In the healthcare sector, as the Covid-19 pandemic raises the necessity for better diagnosis and the avoidance of physical touch as much as possible. For example, allowing CT scans and MRI data to be displayed directly on a patient’s body, this tool can enhance and provide live feedback to the doctor. Besides diagnostics, this technology can be used to plan procedures ahead to maximize efficiency.
The impact of the pandemic has been huge even in the manufacturing industry. In many cases, the remote monitoring capabilities of spatial computing enabled them to control and manage the shop floors. Also, traditional industrial IoT suffers from blind spots when it is executed in a 3D environment. For example, be it an equipment malfunction, or a manual error, this technology can act as a boon, providing industrial workplaces with greater accuracy – something that human eye tends to overlook.
The technology can also create experiences to change the world around us for the better to support for people with disabilities. Academics from the Dartmouth University received a research grant to develop an app for the Microsoft HoloLens that uses voice recognition and pattern technology. This solution helps people with impaired vision to read signs so that they can better move around environments that would require them to understand text and visual information.
Overcoming the adoption challenges
So one may ask, why despite its amazing contributions, spatial is still not commonplace in businesses and in our society. The biggest issue, like with most new technology in the current landscape, is that its reluctance by people to adopt this technology.

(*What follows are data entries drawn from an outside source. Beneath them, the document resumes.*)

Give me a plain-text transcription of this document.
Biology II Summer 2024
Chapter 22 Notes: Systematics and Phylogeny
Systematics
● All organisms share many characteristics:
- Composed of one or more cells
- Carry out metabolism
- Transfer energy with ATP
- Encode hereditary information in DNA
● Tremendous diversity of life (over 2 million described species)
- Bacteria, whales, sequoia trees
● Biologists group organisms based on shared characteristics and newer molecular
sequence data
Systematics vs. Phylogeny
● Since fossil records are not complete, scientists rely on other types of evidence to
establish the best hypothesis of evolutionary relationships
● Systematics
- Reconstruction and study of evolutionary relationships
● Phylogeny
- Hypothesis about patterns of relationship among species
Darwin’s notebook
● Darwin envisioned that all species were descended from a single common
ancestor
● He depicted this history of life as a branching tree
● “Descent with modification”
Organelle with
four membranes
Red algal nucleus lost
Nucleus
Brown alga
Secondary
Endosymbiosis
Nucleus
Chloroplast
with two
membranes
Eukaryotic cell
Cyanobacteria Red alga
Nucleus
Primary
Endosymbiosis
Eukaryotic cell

Experts believe, like with any digital transformation effort, businesses will need to take their time to define the benefits of bringing more spatial computing solutions into the workplace. Once companies of all shapes and sizes begin to feel more comfortable stepping into the digital landscape with spatial computing, worldwide adoption will grow. With this, the spatial computing community will be able to invest in new technology that changes the way we work.
Additionally, it’s worth noting that a lot of spatial computing technology today still requires various pieces of disparate technology and information to be brought together in a more unified environment. There’s a lot of expertise required in making spatial technology as immersive as it needs to be.

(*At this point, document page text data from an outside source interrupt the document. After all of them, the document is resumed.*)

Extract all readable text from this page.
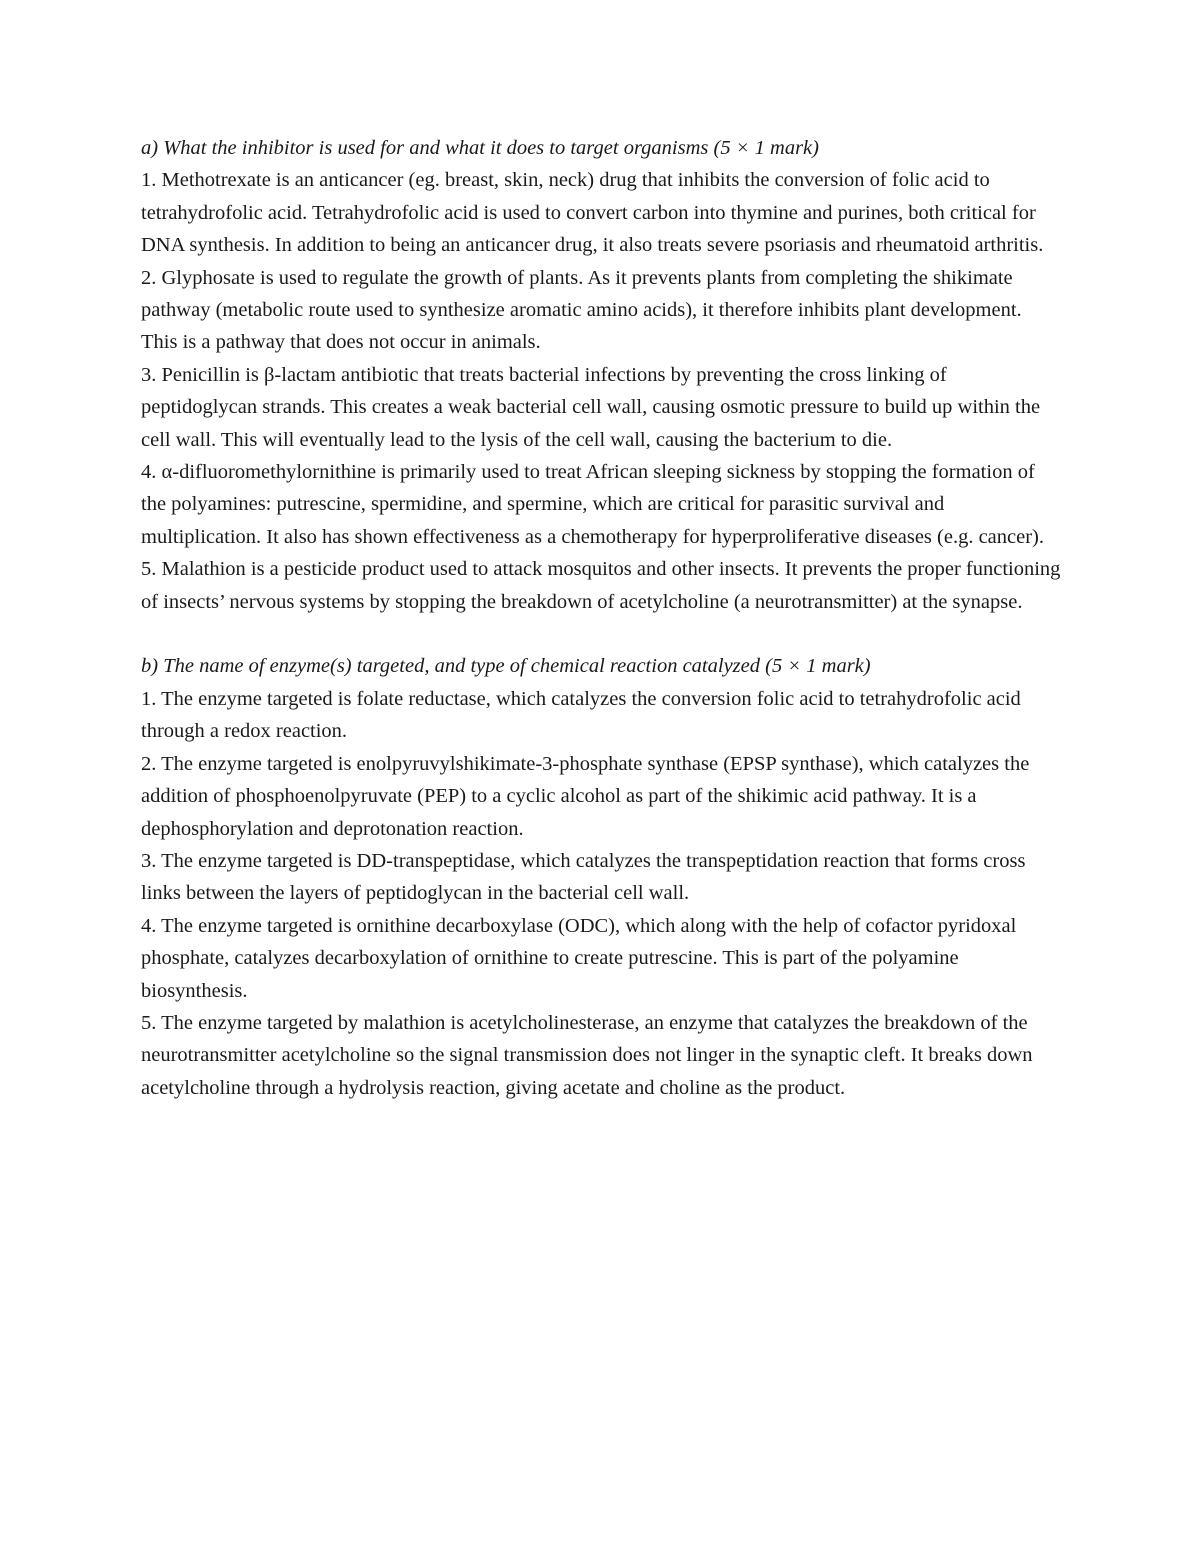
a) What the inhibitor is used for and what it does to target organisms (5 × 1 mark)

1. Methotrexate is an anticancer (eg. breast, skin, neck) drug that inhibits the conversion of folic acid to tetrahydrofolic acid. Tetrahydrofolic acid is used to convert carbon into thymine and purines, both critical for DNA synthesis. In addition to being an anticancer drug, it also treats severe psoriasis and rheumatoid arthritis.

2. Glyphosate is used to regulate the growth of plants. As it prevents plants from completing the shikimate pathway (metabolic route used to synthesize aromatic amino acids), it therefore inhibits plant development. This is a pathway that does not occur in animals.

3. Penicillin is β-lactam antibiotic that treats bacterial infections by preventing the cross linking of peptidoglycan strands. This creates a weak bacterial cell wall, causing osmotic pressure to build up within the cell wall. This will eventually lead to the lysis of the cell wall, causing the bacterium to die.

4. α-difluoromethylornithine is primarily used to treat African sleeping sickness by stopping the formation of the polyamines: putrescine, spermidine, and spermine, which are critical for parasitic survival and multiplication. It also has shown effectiveness as a chemotherapy for hyperproliferative diseases (e.g. cancer).

5. Malathion is a pesticide product used to attack mosquitos and other insects. It prevents the proper functioning of insects’ nervous systems by stopping the breakdown of acetylcholine (a neurotransmitter) at the synapse.

b) The name of enzyme(s) targeted, and type of chemical reaction catalyzed (5 × 1 mark)

1. The enzyme targeted is folate reductase, which catalyzes the conversion folic acid to tetrahydrofolic acid through a redox reaction.

2. The enzyme targeted is enolpyruvylshikimate-3-phosphate synthase (EPSP synthase), which catalyzes the addition of phosphoenolpyruvate (PEP) to a cyclic alcohol as part of the shikimic acid pathway. It is a dephosphorylation and deprotonation reaction.

3. The enzyme targeted is DD-transpeptidase, which catalyzes the transpeptidation reaction that forms cross links between the layers of peptidoglycan in the bacterial cell wall.

4. The enzyme targeted is ornithine decarboxylase (ODC), which along with the help of cofactor pyridoxal phosphate, catalyzes decarboxylation of ornithine to create putrescine. This is part of the polyamine biosynthesis.

5. The enzyme targeted by malathion is acetylcholinesterase, an enzyme that catalyzes the breakdown of the neurotransmitter acetylcholine so the signal transmission does not linger in the synaptic cleft. It breaks down acetylcholine through a hydrolysis reaction, giving acetate and choline as the product.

We’re just on the very edge of diving into the spatial computing landscape today. As 5G connection and hardware evolve, the possibilities of seeing more and more spatial computing solutions within our common spaces and work life will grow as well.
Leveraging spatial-computing analytics for continuous process improvement can more accurately and readily identify worker and production bottlenecks than previous methods. Spatial ‘heat maps’, for example, will give directions into the time spent by a worker in a particular location at a particular stage in a workflow and what routes around the factory are used most frequently.

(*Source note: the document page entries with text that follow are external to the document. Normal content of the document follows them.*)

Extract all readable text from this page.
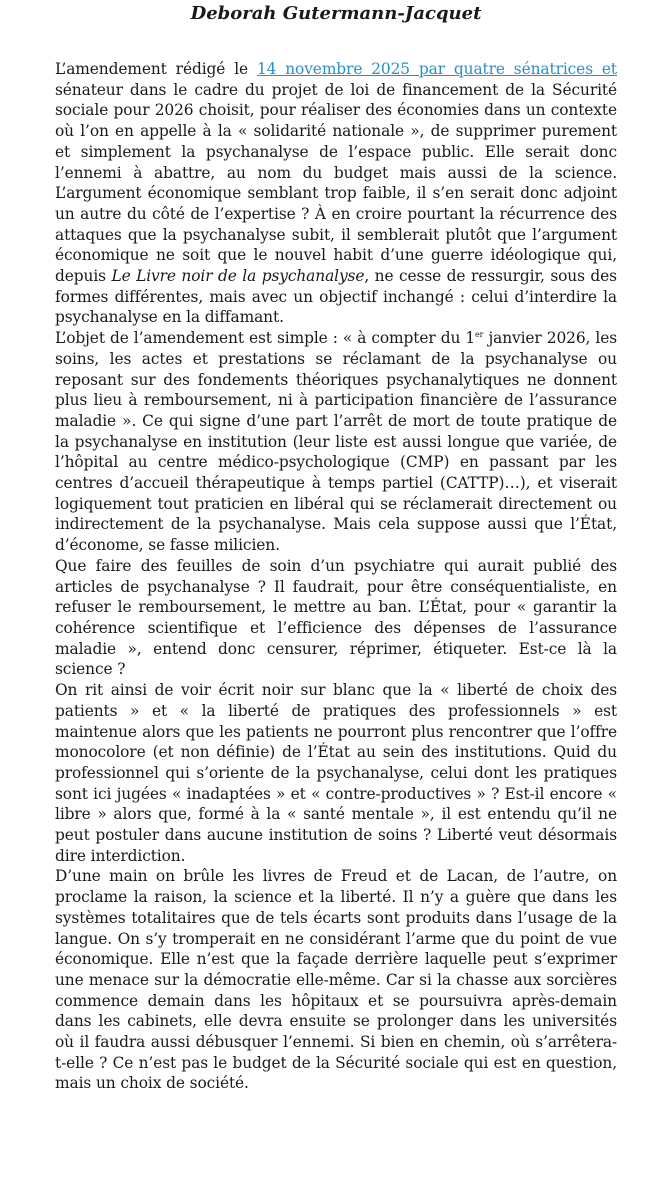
Deborah Gutermann-Jacquet

L’amendement rédigé le 14 novembre 2025 par quatre sénatrices et sénateur dans le cadre du projet de loi de financement de la Sécurité sociale pour 2026 choisit, pour réaliser des économies dans un contexte où l’on en appelle à la « solidarité nationale », de supprimer purement et simplement la psychanalyse de l’espace public. Elle serait donc l’ennemi à abattre, au nom du budget mais aussi de la science. L’argument économique semblant trop faible, il s’en serait donc adjoint un autre du côté de l’expertise ? À en croire pourtant la récurrence des attaques que la psychanalyse subit, il semblerait plutôt que l’argument économique ne soit que le nouvel habit d’une guerre idéologique qui, depuis Le Livre noir de la psychanalyse, ne cesse de ressurgir, sous des formes différentes, mais avec un objectif inchangé : celui d’interdire la psychanalyse en la diffamant.

L’objet de l’amendement est simple : « à compter du 1er janvier 2026, les soins, les actes et prestations se réclamant de la psychanalyse ou reposant sur des fondements théoriques psychanalytiques ne donnent plus lieu à remboursement, ni à participation financière de l’assurance maladie ». Ce qui signe d’une part l’arrêt de mort de toute pratique de la psychanalyse en institution (leur liste est aussi longue que variée, de l’hôpital au centre médico-psychologique (CMP) en passant par les centres d’accueil thérapeutique à temps partiel (CATTP)…), et viserait logiquement tout praticien en libéral qui se réclamerait directement ou indirectement de la psychanalyse. Mais cela suppose aussi que l’État, d’économe, se fasse milicien.

Que faire des feuilles de soin d’un psychiatre qui aurait publié des articles de psychanalyse ? Il faudrait, pour être conséquentialiste, en refuser le remboursement, le mettre au ban. L’État, pour « garantir la cohérence scientifique et l’efficience des dépenses de l’assurance maladie », entend donc censurer, réprimer, étiqueter. Est-ce là la science ?

On rit ainsi de voir écrit noir sur blanc que la « liberté de choix des patients » et « la liberté de pratiques des professionnels » est maintenue alors que les patients ne pourront plus rencontrer que l’offre monocolore (et non définie) de l’État au sein des institutions. Quid du professionnel qui s’oriente de la psychanalyse, celui dont les pratiques sont ici jugées « inadaptées » et « contre-productives » ? Est-il encore « libre » alors que, formé à la « santé mentale », il est entendu qu’il ne peut postuler dans aucune institution de soins ? Liberté veut désormais dire interdiction.

D’une main on brûle les livres de Freud et de Lacan, de l’autre, on proclame la raison, la science et la liberté. Il n’y a guère que dans les systèmes totalitaires que de tels écarts sont produits dans l’usage de la langue. On s’y tromperait en ne considérant l’arme que du point de vue économique. Elle n’est que la façade derrière laquelle peut s’exprimer une menace sur la démocratie elle-même. Car si la chasse aux sorcières commence demain dans les hôpitaux et se poursuivra après-demain dans les cabinets, elle devra ensuite se prolonger dans les universités où il faudra aussi débusquer l’ennemi. Si bien en chemin, où s’arrêtera-t-elle ? Ce n’est pas le budget de la Sécurité sociale qui est en question, mais un choix de société.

There are an incredible range of opportunities in the spatial computing environment, and as technology evolves, our ability to tap into the digital world is just growing. And in a world in which virtual and real increasingly merging,, there’s no doubt that we’ll continue to see plenty of legacy companies and startups offering computing software solutions that focus on augmented workflows, immersive training, office productivity, design visualization, and more.